Un incidente de seguridad se detectó el pasado 9 de julio en las páginas web de los hospitales Clínico San Cecilio y Virgen de las Nieves de la capital granadina, así como en las del Área de Gestión Sanitaria Sur de la provincia y del Distrito Metropolitano de Granada . afectó datos como documentos de identidad o correos electrónicos de alrededor de 50.000 trabajadores de la salud, sin afectar la infraestructura crítica o los servicios de atención médica. No hay información bancaria o del paciente comprometida. Todo esto después de que el atacante exigiera un rescate de 2.500 dólares. bitcoin eso no fue pagado.
Según ha informado este lunes en una nota del Consell, el Servicio Andaluz de Salud (SAS), recabando toda la información, comunicó la incidencia a través de correo electrónico a los profesionales afectados, recomendándoles «prestar especial atención a aquellas comunicaciones o solicitudes de datos que puedan llegar a ellos a través de correo electrónico, terminales móviles u otros medios, para evitar posibles imitaciones.
Tras un primer análisis se detectaron indicios de fuga de datos, como nombres y apellidos, DNI, teléfonos, categoría profesional, correo electrónico de la empresa, credenciales de usuario de la empresa y contraseñas cifradas de aproximadamente 50.000 profesionales de SAS, no todos en activo. Ninguna información bancaria o del paciente se vio afectada.

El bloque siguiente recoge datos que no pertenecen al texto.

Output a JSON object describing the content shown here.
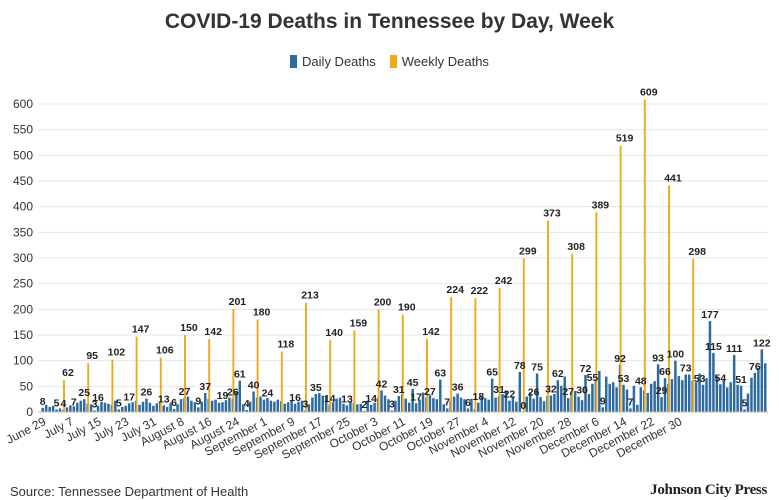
{
  "chart_data": {
    "type": "bar",
    "title": "COVID-19 Deaths in Tennessee by Day, Week",
    "xlabel": "",
    "ylabel": "",
    "ylim": [
      0,
      620
    ],
    "yticks": [
      0,
      50,
      100,
      150,
      200,
      250,
      300,
      350,
      400,
      450,
      500,
      550,
      600
    ],
    "legend": {
      "position": "top-center",
      "entries": [
        "Daily Deaths",
        "Weekly Deaths"
      ]
    },
    "x_tick_labels": [
      "June 29",
      "July 7",
      "July 15",
      "July 23",
      "July 31",
      "August 8",
      "August 16",
      "August 24",
      "September 1",
      "September 9",
      "September 17",
      "September 25",
      "October 3",
      "October 11",
      "October 19",
      "October 27",
      "November 4",
      "November 12",
      "November 20",
      "November 28",
      "December 6",
      "December 14",
      "December 22",
      "December 30"
    ],
    "series": [
      {
        "name": "Daily Deaths",
        "color": "#2d6a9f",
        "start_date": "June 29",
        "values": [
          8,
          14,
          10,
          12,
          5,
          7,
          4,
          9,
          13,
          11,
          18,
          22,
          25,
          16,
          15,
          3,
          12,
          20,
          18,
          16,
          14,
          22,
          5,
          10,
          12,
          17,
          19,
          22,
          14,
          20,
          26,
          18,
          12,
          17,
          20,
          13,
          10,
          18,
          6,
          15,
          25,
          27,
          30,
          22,
          19,
          9,
          20,
          37,
          26,
          22,
          24,
          18,
          19,
          23,
          28,
          26,
          40,
          61,
          15,
          4,
          20,
          40,
          28,
          30,
          24,
          27,
          22,
          20,
          24,
          21,
          16,
          19,
          23,
          16,
          20,
          22,
          3,
          15,
          28,
          35,
          37,
          32,
          30,
          14,
          19,
          26,
          28,
          16,
          13,
          20,
          18,
          15,
          16,
          2,
          22,
          14,
          18,
          28,
          42,
          32,
          25,
          3,
          22,
          31,
          35,
          26,
          18,
          45,
          17,
          24,
          38,
          28,
          33,
          27,
          25,
          63,
          15,
          7,
          22,
          30,
          36,
          28,
          25,
          7,
          26,
          6,
          18,
          30,
          27,
          24,
          65,
          28,
          31,
          35,
          42,
          22,
          30,
          20,
          78,
          0,
          30,
          38,
          26,
          75,
          29,
          21,
          31,
          32,
          35,
          62,
          51,
          69,
          27,
          36,
          41,
          30,
          23,
          72,
          35,
          55,
          63,
          80,
          9,
          69,
          55,
          58,
          48,
          92,
          53,
          44,
          7,
          51,
          14,
          48,
          42,
          37,
          55,
          60,
          93,
          29,
          66,
          55,
          64,
          100,
          70,
          62,
          73,
          73,
          61,
          58,
          75,
          53,
          66,
          177,
          115,
          70,
          54,
          62,
          48,
          58,
          111,
          53,
          51,
          5,
          36,
          67,
          76,
          86,
          122,
          95
        ]
      },
      {
        "name": "Weekly Deaths",
        "color": "#f0a81c",
        "start_date": "June 29",
        "values": [
          62,
          95,
          102,
          147,
          106,
          150,
          142,
          201,
          180,
          118,
          213,
          140,
          159,
          200,
          190,
          142,
          224,
          222,
          242,
          299,
          373,
          308,
          389,
          519,
          609,
          441,
          298
        ]
      }
    ],
    "annotations": [
      "8",
      "5",
      "4",
      "7",
      "25",
      "3",
      "16",
      "5",
      "17",
      "26",
      "13",
      "6",
      "27",
      "9",
      "37",
      "19",
      "26",
      "61",
      "4",
      "40",
      "24",
      "16",
      "3",
      "35",
      "14",
      "13",
      "2",
      "14",
      "42",
      "3",
      "31",
      "17",
      "45",
      "27",
      "63",
      "7",
      "36",
      "6",
      "18",
      "65",
      "31",
      "22",
      "78",
      "0",
      "26",
      "75",
      "32",
      "62",
      "27",
      "72",
      "30",
      "55",
      "9",
      "92",
      "53",
      "7",
      "48",
      "93",
      "29",
      "66",
      "100",
      "73",
      "53",
      "177",
      "115",
      "54",
      "111",
      "51",
      "5",
      "76",
      "122",
      "62",
      "95",
      "102",
      "147",
      "106",
      "150",
      "142",
      "201",
      "180",
      "118",
      "213",
      "140",
      "159",
      "200",
      "190",
      "142",
      "224",
      "222",
      "242",
      "299",
      "373",
      "308",
      "389",
      "519",
      "609",
      "441",
      "298"
    ]
  },
  "source_note": "Source: Tennessee Department of Health",
  "publisher_logo": "Johnson City Press"
}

Desde que se conoció el incidente, el SAS, a través de la Subdirección de Tecnologías de la Información y las Comunicaciones, junto con el Servicio Provincial de Granada, ha estado actuando «con la máxima coordinación, tanto interna como externa, creando comisiones y comités de trabajo» con el objetivo de «implementar las acciones necesarias para restaurar los servicios y completar el proceso de recuperación y protección de datos».
El SAS inmediatamente comenzó a abordar el incidente con los organismos reguladores, así como con las fuerzas estatales y los organismos de seguridad. Fuentes cercanas a la investigación abierta consultadas en Sanidad por Europa Press subrayaron que los hechos han sido denunciados, aunque no existen otros informes a nivel individual de profesionales que hayan sido posibles víctimas de suplantación de identidad.

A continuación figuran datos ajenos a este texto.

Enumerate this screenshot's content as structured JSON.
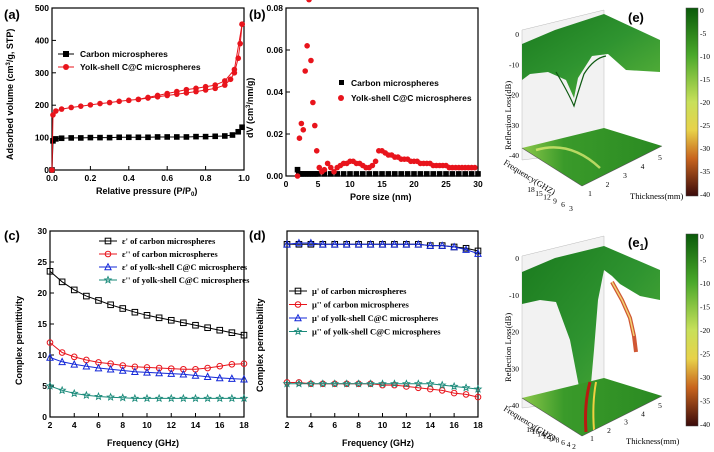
{
  "chart_data": [
    {
      "panel": "(a)",
      "type": "line",
      "xlabel": "Relative pressure (P/P",
      "xlabel_sub": "0",
      "xlabel_end": ")",
      "ylabel": "Adsorbed volume (cm",
      "ylabel_sup": "3",
      "ylabel_end": "/g, STP)",
      "xlim": [
        0,
        1.0
      ],
      "ylim": [
        0,
        500
      ],
      "xticks": [
        "0.0",
        "0.2",
        "0.4",
        "0.6",
        "0.8",
        "1.0"
      ],
      "yticks": [
        "0",
        "100",
        "200",
        "300",
        "400",
        "500"
      ],
      "legend_position": "top-left",
      "series": [
        {
          "name": "Carbon microspheres",
          "color": "#000000",
          "marker": "square",
          "x": [
            0.0,
            0.005,
            0.02,
            0.05,
            0.1,
            0.15,
            0.2,
            0.25,
            0.3,
            0.35,
            0.4,
            0.45,
            0.5,
            0.55,
            0.6,
            0.65,
            0.7,
            0.75,
            0.8,
            0.85,
            0.9,
            0.94,
            0.97,
            0.99
          ],
          "y": [
            0,
            90,
            96,
            98,
            99,
            99,
            100,
            100,
            100,
            101,
            101,
            101,
            101,
            102,
            102,
            102,
            102,
            103,
            103,
            104,
            105,
            108,
            118,
            132
          ]
        },
        {
          "name": "Yolk-shell C@C microspheres",
          "color": "#e8141c",
          "marker": "circle",
          "x": [
            0.0,
            0.005,
            0.02,
            0.05,
            0.1,
            0.15,
            0.2,
            0.25,
            0.3,
            0.35,
            0.4,
            0.45,
            0.5,
            0.55,
            0.6,
            0.65,
            0.7,
            0.75,
            0.8,
            0.85,
            0.9,
            0.93,
            0.95,
            0.97,
            0.98,
            0.99
          ],
          "y": [
            0,
            170,
            182,
            188,
            193,
            197,
            201,
            205,
            208,
            212,
            215,
            218,
            222,
            226,
            230,
            234,
            238,
            242,
            247,
            252,
            262,
            280,
            300,
            345,
            390,
            450
          ],
          "x_desorption": [
            0.99,
            0.95,
            0.9,
            0.85,
            0.8,
            0.75,
            0.7,
            0.65,
            0.6,
            0.55,
            0.5,
            0.45
          ],
          "y_desorption": [
            450,
            310,
            275,
            262,
            257,
            252,
            248,
            242,
            236,
            230,
            224,
            218
          ]
        }
      ]
    },
    {
      "panel": "(b)",
      "type": "scatter",
      "xlabel": "Pore size (nm)",
      "ylabel": "dV (cm",
      "ylabel_sup": "3",
      "ylabel_end": "/nm/g)",
      "xlim": [
        0,
        30
      ],
      "ylim": [
        0,
        0.08
      ],
      "xticks": [
        "0",
        "5",
        "10",
        "15",
        "20",
        "25",
        "30"
      ],
      "yticks": [
        "0.00",
        "0.02",
        "0.04",
        "0.06",
        "0.08"
      ],
      "legend_position": "right",
      "series": [
        {
          "name": "Carbon microspheres",
          "color": "#000000",
          "marker": "square",
          "x": [
            1.8,
            2.0,
            2.3,
            2.6,
            3.0,
            3.4,
            3.8,
            4.2,
            4.6,
            5.0,
            6,
            7,
            8,
            9,
            10,
            11,
            12,
            13,
            14,
            15,
            16,
            17,
            18,
            19,
            20,
            21,
            22,
            23,
            24,
            25,
            26,
            27,
            28,
            29,
            30
          ],
          "y": [
            0.003,
            0.001,
            0.001,
            0.001,
            0.001,
            0.001,
            0.001,
            0.001,
            0.001,
            0.001,
            0.001,
            0.001,
            0.001,
            0.001,
            0.001,
            0.001,
            0.001,
            0.001,
            0.001,
            0.001,
            0.001,
            0.001,
            0.001,
            0.001,
            0.001,
            0.001,
            0.001,
            0.001,
            0.001,
            0.001,
            0.001,
            0.001,
            0.001,
            0.001,
            0.001
          ]
        },
        {
          "name": "Yolk-shell C@C microspheres",
          "color": "#e8141c",
          "marker": "circle",
          "x": [
            1.8,
            2.1,
            2.4,
            2.7,
            3.0,
            3.3,
            3.6,
            3.9,
            4.2,
            4.5,
            4.8,
            5.2,
            5.6,
            6.0,
            6.5,
            7.0,
            7.5,
            8.0,
            8.5,
            9.0,
            9.5,
            10.0,
            10.5,
            11.0,
            11.5,
            12.0,
            12.5,
            13.0,
            13.5,
            14.0,
            14.5,
            15.0,
            15.5,
            16.0,
            16.5,
            17.0,
            17.5,
            18.0,
            18.5,
            19.0,
            19.5,
            20.0,
            20.5,
            21.0,
            21.5,
            22.0,
            22.5,
            23.0,
            23.5,
            24.0,
            24.5,
            25.0,
            25.5,
            26.0,
            26.5,
            27.0,
            27.5,
            28.0,
            28.5,
            29.0,
            29.5
          ],
          "y": [
            0.0,
            0.018,
            0.025,
            0.022,
            0.05,
            0.062,
            0.084,
            0.055,
            0.035,
            0.024,
            0.012,
            0.004,
            0.002,
            0.003,
            0.006,
            0.004,
            0.002,
            0.004,
            0.005,
            0.006,
            0.006,
            0.007,
            0.007,
            0.006,
            0.006,
            0.005,
            0.004,
            0.004,
            0.005,
            0.007,
            0.012,
            0.012,
            0.011,
            0.01,
            0.01,
            0.009,
            0.009,
            0.008,
            0.008,
            0.008,
            0.007,
            0.007,
            0.007,
            0.006,
            0.006,
            0.006,
            0.006,
            0.005,
            0.005,
            0.005,
            0.005,
            0.005,
            0.004,
            0.004,
            0.004,
            0.004,
            0.004,
            0.004,
            0.004,
            0.004,
            0.004
          ]
        }
      ]
    },
    {
      "panel": "(c)",
      "type": "line",
      "xlabel": "Frequency (GHz)",
      "ylabel": "Complex permittivity",
      "xlim": [
        2,
        18
      ],
      "ylim": [
        0,
        30
      ],
      "xticks": [
        "2",
        "4",
        "6",
        "8",
        "10",
        "12",
        "14",
        "16",
        "18"
      ],
      "yticks": [
        "0",
        "5",
        "10",
        "15",
        "20",
        "25",
        "30"
      ],
      "legend_position": "top",
      "series": [
        {
          "name": "ε' of carbon microspheres",
          "color": "#000000",
          "marker": "open-square",
          "x": [
            2,
            3,
            4,
            5,
            6,
            7,
            8,
            9,
            10,
            11,
            12,
            13,
            14,
            15,
            16,
            17,
            18
          ],
          "y": [
            23.5,
            21.8,
            20.5,
            19.5,
            18.8,
            18.1,
            17.5,
            16.9,
            16.4,
            16.0,
            15.6,
            15.2,
            14.8,
            14.4,
            14.0,
            13.6,
            13.2
          ]
        },
        {
          "name": "ε'' of carbon microspheres",
          "color": "#e8141c",
          "marker": "open-circle",
          "x": [
            2,
            3,
            4,
            5,
            6,
            7,
            8,
            9,
            10,
            11,
            12,
            13,
            14,
            15,
            16,
            17,
            18
          ],
          "y": [
            12.0,
            10.4,
            9.7,
            9.2,
            8.8,
            8.6,
            8.3,
            8.1,
            8.0,
            7.9,
            7.8,
            7.7,
            7.7,
            7.9,
            8.2,
            8.5,
            8.6
          ]
        },
        {
          "name": "ε' of yolk-shell C@C microspheres",
          "color": "#1428d8",
          "marker": "open-triangle",
          "x": [
            2,
            3,
            4,
            5,
            6,
            7,
            8,
            9,
            10,
            11,
            12,
            13,
            14,
            15,
            16,
            17,
            18
          ],
          "y": [
            9.6,
            8.9,
            8.5,
            8.2,
            7.9,
            7.7,
            7.5,
            7.3,
            7.2,
            7.1,
            7.0,
            6.9,
            6.7,
            6.5,
            6.3,
            6.2,
            6.1
          ]
        },
        {
          "name": "ε'' of yolk-shell C@C microspheres",
          "color": "#1a8a7a",
          "marker": "open-star",
          "x": [
            2,
            3,
            4,
            5,
            6,
            7,
            8,
            9,
            10,
            11,
            12,
            13,
            14,
            15,
            16,
            17,
            18
          ],
          "y": [
            5.0,
            4.3,
            3.8,
            3.5,
            3.3,
            3.2,
            3.1,
            3.0,
            3.0,
            3.0,
            3.0,
            3.0,
            3.0,
            3.0,
            3.0,
            3.0,
            3.0
          ]
        }
      ]
    },
    {
      "panel": "(d)",
      "type": "line",
      "xlabel": "Frequency (GHz)",
      "ylabel": "Complex permeability",
      "xlim": [
        2,
        18
      ],
      "ylim": [
        -0.25,
        1.15
      ],
      "xticks": [
        "2",
        "4",
        "6",
        "8",
        "10",
        "12",
        "14",
        "16",
        "18"
      ],
      "yticks": [],
      "legend_position": "center",
      "series": [
        {
          "name": "μ' of carbon microspheres",
          "color": "#000000",
          "marker": "open-square",
          "x": [
            2,
            3,
            4,
            5,
            6,
            7,
            8,
            9,
            10,
            11,
            12,
            13,
            14,
            15,
            16,
            17,
            18
          ],
          "y": [
            1.05,
            1.05,
            1.05,
            1.05,
            1.05,
            1.05,
            1.05,
            1.05,
            1.05,
            1.05,
            1.05,
            1.05,
            1.04,
            1.04,
            1.03,
            1.02,
            1.0
          ]
        },
        {
          "name": "μ'' of carbon microspheres",
          "color": "#e8141c",
          "marker": "open-circle",
          "x": [
            2,
            3,
            4,
            5,
            6,
            7,
            8,
            9,
            10,
            11,
            12,
            13,
            14,
            15,
            16,
            17,
            18
          ],
          "y": [
            0.01,
            0.01,
            0.0,
            0.0,
            0.0,
            0.0,
            0.0,
            0.0,
            -0.01,
            -0.01,
            -0.02,
            -0.03,
            -0.04,
            -0.05,
            -0.07,
            -0.08,
            -0.1
          ]
        },
        {
          "name": "μ' of yolk-shell C@C microspheres",
          "color": "#1428d8",
          "marker": "open-triangle",
          "x": [
            2,
            3,
            4,
            5,
            6,
            7,
            8,
            9,
            10,
            11,
            12,
            13,
            14,
            15,
            16,
            17,
            18
          ],
          "y": [
            1.05,
            1.06,
            1.06,
            1.05,
            1.05,
            1.05,
            1.05,
            1.05,
            1.05,
            1.05,
            1.05,
            1.05,
            1.04,
            1.04,
            1.03,
            1.01,
            0.98
          ]
        },
        {
          "name": "μ'' of yolk-shell C@C microspheres",
          "color": "#1a8a7a",
          "marker": "open-star",
          "x": [
            2,
            3,
            4,
            5,
            6,
            7,
            8,
            9,
            10,
            11,
            12,
            13,
            14,
            15,
            16,
            17,
            18
          ],
          "y": [
            0.0,
            0.0,
            0.0,
            0.0,
            0.0,
            0.0,
            0.0,
            0.0,
            0.0,
            0.0,
            0.0,
            0.0,
            0.0,
            -0.01,
            -0.02,
            -0.03,
            -0.04
          ]
        }
      ]
    },
    {
      "panel": "(e)",
      "type": "surface",
      "zlabel": "Reflection Loss(dB)",
      "xlabel": "Thickness(mm)",
      "ylabel": "Frequency(GHZ)",
      "zticks": [
        "0",
        "-10",
        "-20",
        "-30",
        "-40"
      ],
      "thickness_ticks": [
        "1",
        "2",
        "3",
        "4",
        "5"
      ],
      "frequency_ticks": [
        "18",
        "15",
        "12",
        "9",
        "6",
        "3"
      ],
      "colorbar_ticks": [
        "0",
        "-5",
        "-10",
        "-15",
        "-20",
        "-25",
        "-30",
        "-35",
        "-40"
      ],
      "colorbar_range": [
        -40,
        0
      ]
    },
    {
      "panel": "(e",
      "panel_sub": "1",
      "panel_end": ")",
      "type": "surface",
      "zlabel": "Reflection Loss(dB)",
      "xlabel": "Thickness(mm)",
      "ylabel": "Frequency(GHZ)",
      "zticks": [
        "0",
        "-10",
        "-20",
        "-30",
        "-40"
      ],
      "thickness_ticks": [
        "1",
        "2",
        "3",
        "4",
        "5"
      ],
      "frequency_ticks": [
        "18",
        "16",
        "14",
        "12",
        "10",
        "8",
        "6",
        "4",
        "2"
      ],
      "colorbar_ticks": [
        "0",
        "-5",
        "-10",
        "-15",
        "-20",
        "-25",
        "-30",
        "-35",
        "-40"
      ],
      "colorbar_range": [
        -40,
        0
      ]
    }
  ]
}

Los datos que pueden haber sido robados se remontan a hace siete u ocho años, por lo que se debe prestar especial atención a las comunicaciones que puedan llegar a los profesionales no sólo a través del correo electrónico, sino también a través del teléfono móvil o del correo postal. Las páginas web de los hospitales de Granada y Motril, así como del resto de hospitales afectados, aún se encuentran en mantenimiento, añadieron estas fuentes.
El atacante exigió 2.500 dólares en bitcoins en 48 horas para no publicar los datos, por lo que no se pagó una demanda de rescate, como exige la ley, que fue puesta en conocimiento de las autoridades competentes, incluso a nivel estatal. SAS actualizó servidores, cambió contraseñas y restringió el acceso a bases de datos.
Según se indica en el comunicado, los hechos salieron a la luz cuando un atacante envió un correo electrónico al webmaster del sitio de San Cecilio y a otros destinatarios, indicando que había detectado «una vulnerabilidad en la página a través de la cual podía ejecutar código malicioso y tomar control de la base de datos en caso de impago del rescate financiero.
Teniendo esto en cuenta, los servidores y sitios web afectados, así como el resto de servicios en línea provinciales, fueron «aislados y dejados en mantenimiento», precisó el Consistorio.
En cuanto a la disponibilidad, los sitios web y servicios afectados permanecerán inactivos hasta que concluyan las actividades de investigación, recalcaron. Desde el primer momento existen tanto los recursos humanos necesarios como las herramientas para detectar y dar respuesta a este tipo de incidencias.